No começo da década da Covid, quando começaram os trancaços para conter a epidemia, na China e, pouco depois, na Europa, a redução da poluição e os animais silvestres passeando pelas cidades levaram a análises fáceis, que diziam que "nós somos o vírus." Com a humanidade confinada, ou até, nas versões mais radicais, exterminada, a natureza poderia renascer. Não muito tempo depois, a resposta, igualmente simplista, mas sem o ecofascismo da tese original: o vírus não é a humanidade, mas o capitalismo, que está acabando com o planeta. As duas teses são versões radicais de um pensamento em torno da ecologia mais amplo, levadas a essa radicalização pela enormidade da epidemia e dos seus efeitos sobre a economia mundial. Obviamente, eu sou mais simpático à segunda, mas não dá pra deixar de usar o bordão "na real a coisa não é tão simples assim."

Primeiro de mais nada, o "fato" explicado pelas teses merece uma ressalvazinha: 90% dos eventos observados, que são principalmente a vida selvagem em subúrbios e cidades pequenas, são absolutamente banais, e aconteciam muito antes dos trancaços. Leopardos matavam cães dentro de prédios em Mumbai, uma das maiores metrópoles da Terra. Os veados de Nara já moravam num parque dentro da cidade, e já saíam à noite - inclusive, o governo estava preocupado com turistas sendo atacados por eles.  Javalis e ursos são parte da fauna suburbana comum em todo o domínio holártico. O que aconteceu é que pessoas entediadas em casa, e já dispostas a crer na narrativa do retorno da natureza, passaram a reparar mais, na imensa maioria dos casos.

Mas OK, a queda na produção de fumaça, principalmente pelos carros (fábricas não tiveram uma queda de produção tão grande) foi mesmo enorme. E essa fumaça tem impactos locais (no caso de Europa e Leste Asiático, "local" é continental) enormes, sem falar no aquecimento global (que infelizmente não foi reduzido pelo trancaço, só parou de crescer). Então, quem será o vírus que deve ser cortado, humanidade ou capitalismo?

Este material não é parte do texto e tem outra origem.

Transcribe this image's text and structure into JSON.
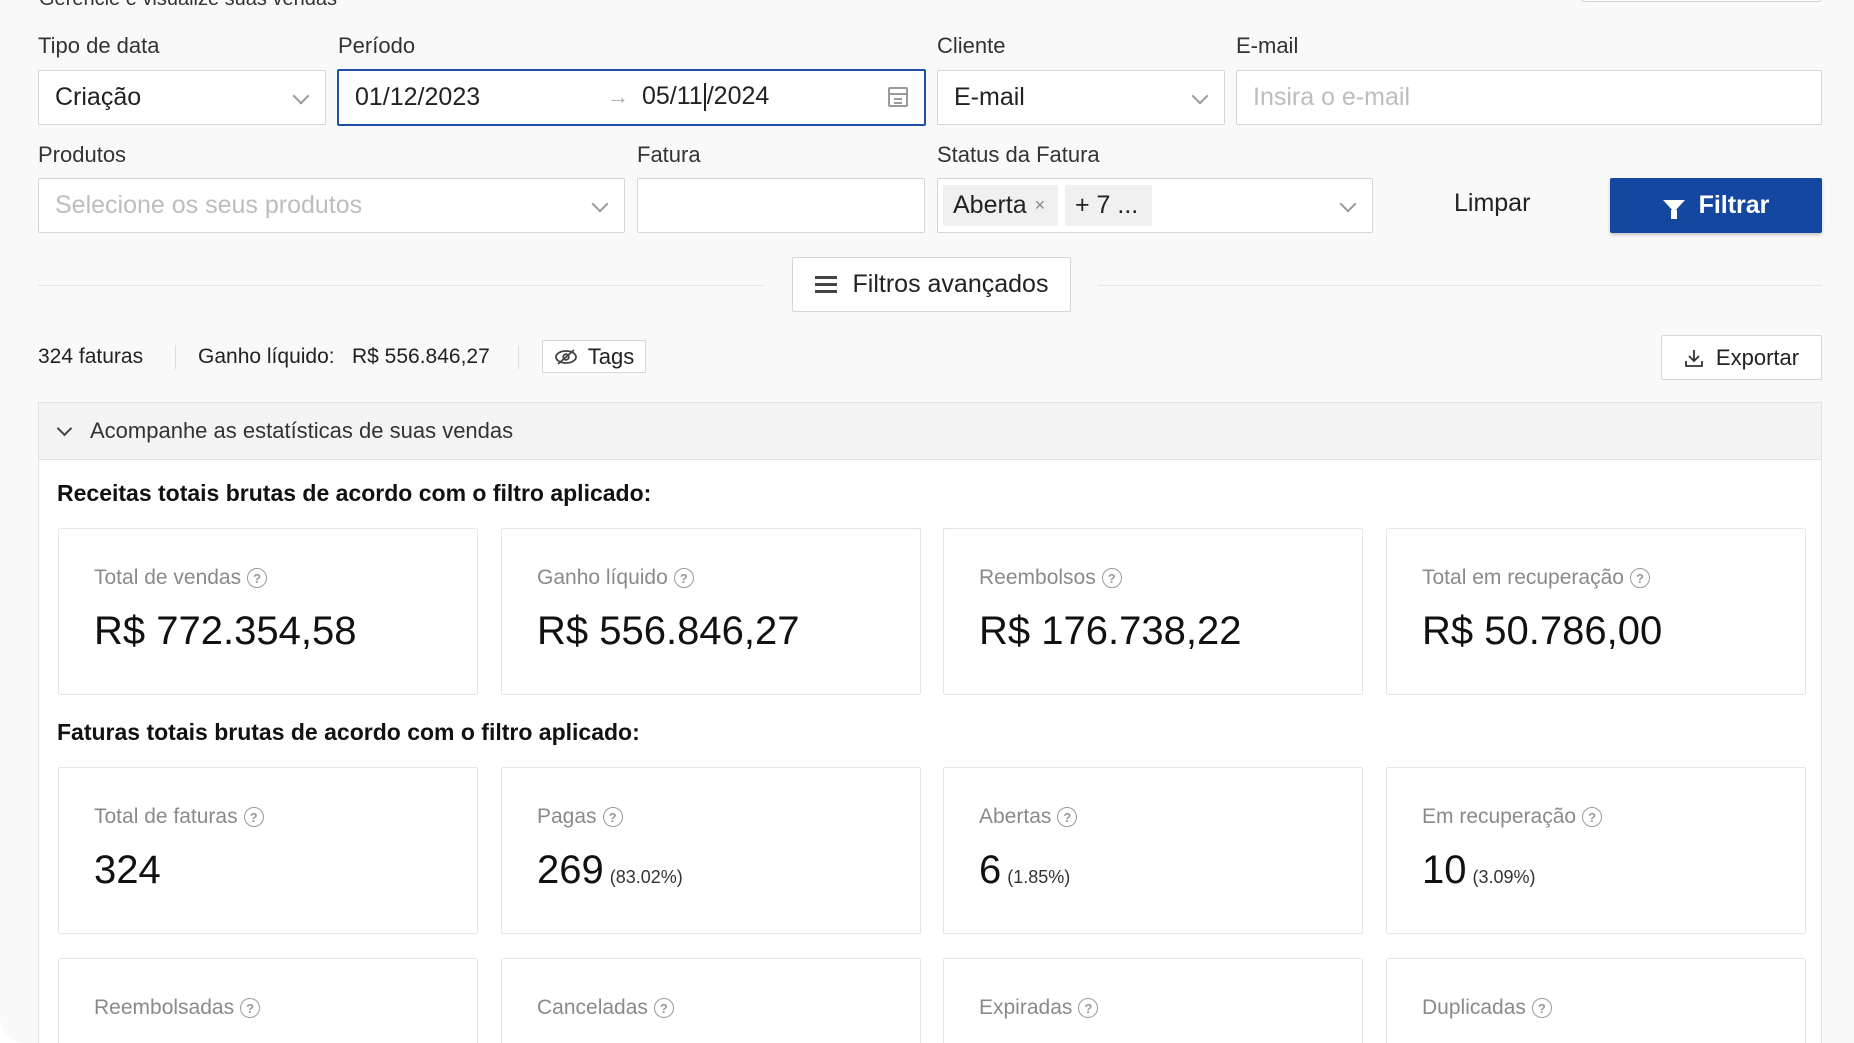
{
  "header": {
    "subtitle": "Gerencie e visualize suas vendas"
  },
  "filters": {
    "date_type": {
      "label": "Tipo de data",
      "value": "Criação"
    },
    "period": {
      "label": "Período",
      "start": "01/12/2023",
      "end_before_caret": "05/11",
      "end_after_caret": "/2024",
      "arrow": "→"
    },
    "client": {
      "label": "Cliente",
      "value": "E-mail"
    },
    "email": {
      "label": "E-mail",
      "placeholder": "Insira o e-mail"
    },
    "products": {
      "label": "Produtos",
      "placeholder": "Selecione os seus produtos"
    },
    "invoice": {
      "label": "Fatura",
      "value": ""
    },
    "invoice_status": {
      "label": "Status da Fatura",
      "tags": [
        "Aberta",
        "+ 7 ..."
      ],
      "remove_glyph": "×"
    },
    "clear_label": "Limpar",
    "filter_label": "Filtrar",
    "advanced_label": "Filtros avançados"
  },
  "summary": {
    "invoices_count": "324 faturas",
    "net_gain_label": "Ganho líquido:",
    "net_gain_value": "R$ 556.846,27",
    "tags_label": "Tags",
    "export_label": "Exportar"
  },
  "stats": {
    "panel_title": "Acompanhe as estatísticas de suas vendas",
    "revenue_title": "Receitas totais brutas de acordo com o filtro aplicado:",
    "revenue_cards": [
      {
        "label": "Total de vendas",
        "value": "R$ 772.354,58"
      },
      {
        "label": "Ganho líquido",
        "value": "R$ 556.846,27"
      },
      {
        "label": "Reembolsos",
        "value": "R$ 176.738,22"
      },
      {
        "label": "Total em recuperação",
        "value": "R$ 50.786,00"
      }
    ],
    "invoices_title": "Faturas totais brutas de acordo com o filtro aplicado:",
    "invoice_cards": [
      {
        "label": "Total de faturas",
        "value": "324",
        "pct": ""
      },
      {
        "label": "Pagas",
        "value": "269",
        "pct": "(83.02%)"
      },
      {
        "label": "Abertas",
        "value": "6",
        "pct": "(1.85%)"
      },
      {
        "label": "Em recuperação",
        "value": "10",
        "pct": "(3.09%)"
      }
    ],
    "more_cards": [
      {
        "label": "Reembolsadas"
      },
      {
        "label": "Canceladas"
      },
      {
        "label": "Expiradas"
      },
      {
        "label": "Duplicadas"
      }
    ],
    "help_glyph": "?"
  },
  "colors": {
    "primary": "#1448a0",
    "active_border": "#1f4fa8",
    "background": "#f9f9f9"
  }
}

Pra início de conversa: a ideia de que, como diria o Agente Smith, o ser humano e o câncer são as únicas formas de vida que se espalham de forma ilimitada está 100% errada. Se espalhar até os próprios limites, e inclusive consumir os recursos locais e morrer, é próprio da vida. Todo ser vivo faz isso. A especificidade da célula do câncer, nesse sentido, é que ela funciona como um ser vivo independente, ao invés de como parte do organismo humano. Não fosse assim, não falaríamos da importância de grandes predadores para o meio ambiente: o exemplo clássico dos bancos escolares, o da floresta em que tirados os lobos os veados comem tudo e morrem de fome, é um pouco forçado, mas claro. Nem humanos nem veados se autorregulam. 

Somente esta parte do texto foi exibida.